Consolidation and Group Work (15 minutes): Divide students into small groups. Assign a few mixed practice problems (combining different rules) for group discussion and solution. Circulate around the classroom, providing support, clarification, and correcting misconceptions.
Wrap-up and Homework (5 minutes): Briefly summarize the key differentiation rules learned. Assign independent practice questions as homework.
Student Activities: Active Listening and Note-Taking: Students will listen attentively to explanations, take detailed notes, and copy worked examples from the board.
Questioning and Clarification: Students will ask questions to clarify doubts during explanations.
Guided Practice Participation: Students will participate actively by suggesting steps, solving parts of examples on their rough notebooks, and verifying solutions during teacher demonstrations.
Group Problem-Solving: In groups, students will work collaboratively to solve assigned problems, discussing strategies and arriving at consensus solutions.
Independent Practice: Students will complete homework assignments to reinforce their understanding and practice the techniques learned.
Economic Analysis (Marginal Cost/Revenue/Profit): Nigerian businesses and economists use differentiation to determine marginal cost, marginal revenue, and marginal profit. For instance, a small-scale textile manufacturer in Kano can use the product rule to model how total production cost changes when both raw material costs and labor efficiency (which are functions of production volume) fluctuate. The quotient rule can be applied to find the rate of change of average cost per unit, helping to optimize production levels to maximize profit. Environmental Monitoring (Pollutant Concentration): Environmental scientists and government agencies (like NESREA) in Nigeria use differentiation to model and predict the spread and concentration of pollutants in rivers, air, or soil. For example, the rate of change of pollutant concentration in the Niger Delta waters after an oil spill can be described using the quotient rule, allowing authorities to understand how quickly a cleanup effort is impacting the environment. Higher-order derivatives can reveal if the rate of pollution decrease is slowing down or speeding up.

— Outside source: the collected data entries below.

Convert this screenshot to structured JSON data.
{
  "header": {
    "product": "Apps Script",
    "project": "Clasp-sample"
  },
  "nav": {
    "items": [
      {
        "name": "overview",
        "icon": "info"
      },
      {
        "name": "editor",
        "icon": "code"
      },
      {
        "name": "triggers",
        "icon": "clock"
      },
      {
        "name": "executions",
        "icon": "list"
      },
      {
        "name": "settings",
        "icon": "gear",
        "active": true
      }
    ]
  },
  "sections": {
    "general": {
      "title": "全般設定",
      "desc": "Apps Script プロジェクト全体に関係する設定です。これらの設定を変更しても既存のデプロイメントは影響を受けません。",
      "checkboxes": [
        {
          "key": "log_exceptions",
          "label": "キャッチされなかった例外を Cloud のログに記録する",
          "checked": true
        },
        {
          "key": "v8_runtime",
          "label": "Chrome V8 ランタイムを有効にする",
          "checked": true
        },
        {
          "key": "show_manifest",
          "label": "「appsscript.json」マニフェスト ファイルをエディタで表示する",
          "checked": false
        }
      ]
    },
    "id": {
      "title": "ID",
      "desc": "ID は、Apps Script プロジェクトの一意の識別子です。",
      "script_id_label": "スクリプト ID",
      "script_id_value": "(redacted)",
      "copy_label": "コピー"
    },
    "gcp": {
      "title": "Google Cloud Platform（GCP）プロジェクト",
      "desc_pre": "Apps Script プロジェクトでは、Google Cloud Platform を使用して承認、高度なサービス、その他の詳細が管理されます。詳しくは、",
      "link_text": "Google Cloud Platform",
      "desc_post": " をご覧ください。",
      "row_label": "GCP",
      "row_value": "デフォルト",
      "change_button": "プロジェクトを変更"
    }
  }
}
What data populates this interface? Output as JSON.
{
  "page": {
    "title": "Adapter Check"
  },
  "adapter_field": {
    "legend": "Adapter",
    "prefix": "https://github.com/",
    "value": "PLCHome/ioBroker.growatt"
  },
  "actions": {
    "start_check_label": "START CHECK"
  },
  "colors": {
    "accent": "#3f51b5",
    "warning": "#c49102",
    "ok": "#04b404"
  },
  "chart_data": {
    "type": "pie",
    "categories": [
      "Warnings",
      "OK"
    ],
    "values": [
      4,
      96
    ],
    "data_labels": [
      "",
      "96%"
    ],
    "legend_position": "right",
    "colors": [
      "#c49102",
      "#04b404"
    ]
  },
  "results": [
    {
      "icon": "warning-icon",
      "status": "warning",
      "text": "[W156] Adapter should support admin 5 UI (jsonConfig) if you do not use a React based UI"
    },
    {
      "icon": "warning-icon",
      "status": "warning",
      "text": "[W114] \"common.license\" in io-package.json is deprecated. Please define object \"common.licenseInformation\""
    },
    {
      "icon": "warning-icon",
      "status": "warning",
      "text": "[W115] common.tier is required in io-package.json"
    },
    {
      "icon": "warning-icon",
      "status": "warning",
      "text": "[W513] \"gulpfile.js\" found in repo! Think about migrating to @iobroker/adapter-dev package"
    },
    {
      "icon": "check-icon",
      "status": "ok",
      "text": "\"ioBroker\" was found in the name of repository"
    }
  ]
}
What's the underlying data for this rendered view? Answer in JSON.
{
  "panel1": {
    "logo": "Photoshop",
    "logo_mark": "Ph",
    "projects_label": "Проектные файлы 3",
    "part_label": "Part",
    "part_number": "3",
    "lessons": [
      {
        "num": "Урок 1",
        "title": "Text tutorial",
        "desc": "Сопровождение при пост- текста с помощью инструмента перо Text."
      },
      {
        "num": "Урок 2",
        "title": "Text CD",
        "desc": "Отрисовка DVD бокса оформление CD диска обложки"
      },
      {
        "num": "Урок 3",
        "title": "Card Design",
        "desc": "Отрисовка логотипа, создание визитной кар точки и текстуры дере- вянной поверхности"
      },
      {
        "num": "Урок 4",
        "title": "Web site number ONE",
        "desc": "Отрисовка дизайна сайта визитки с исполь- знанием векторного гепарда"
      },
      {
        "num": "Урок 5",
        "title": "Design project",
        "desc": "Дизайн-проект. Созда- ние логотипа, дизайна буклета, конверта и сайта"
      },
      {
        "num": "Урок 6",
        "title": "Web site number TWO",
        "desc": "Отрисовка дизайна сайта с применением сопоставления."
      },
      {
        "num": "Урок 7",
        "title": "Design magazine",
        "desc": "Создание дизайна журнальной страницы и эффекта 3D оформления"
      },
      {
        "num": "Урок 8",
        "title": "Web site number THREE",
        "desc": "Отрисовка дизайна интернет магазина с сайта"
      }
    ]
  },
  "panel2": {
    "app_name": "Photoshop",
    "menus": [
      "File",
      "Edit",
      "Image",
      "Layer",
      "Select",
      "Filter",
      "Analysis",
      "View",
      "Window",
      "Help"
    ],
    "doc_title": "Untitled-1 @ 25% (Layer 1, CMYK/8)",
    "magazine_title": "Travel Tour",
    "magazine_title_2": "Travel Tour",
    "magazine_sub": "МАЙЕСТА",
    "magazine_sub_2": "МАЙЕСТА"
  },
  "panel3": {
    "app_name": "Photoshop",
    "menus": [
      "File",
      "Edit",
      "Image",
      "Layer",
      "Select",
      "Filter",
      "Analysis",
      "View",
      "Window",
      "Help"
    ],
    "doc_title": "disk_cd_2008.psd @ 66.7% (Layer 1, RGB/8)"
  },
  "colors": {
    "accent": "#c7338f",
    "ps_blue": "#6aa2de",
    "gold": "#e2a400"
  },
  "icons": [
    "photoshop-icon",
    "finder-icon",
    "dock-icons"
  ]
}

Agriculture and Resource Management: Agricultural researchers and farmers in Nigeria can apply differentiation to optimize crop yield or resource allocation. For instance, the chain rule can model how the growth rate of a specific crop (e.g., yam in Benue) depends on sunlight intensity, which in turn varies throughout the day. By differentiating the yield function, farmers can determine optimal planting times or watering schedules for maximum productivity.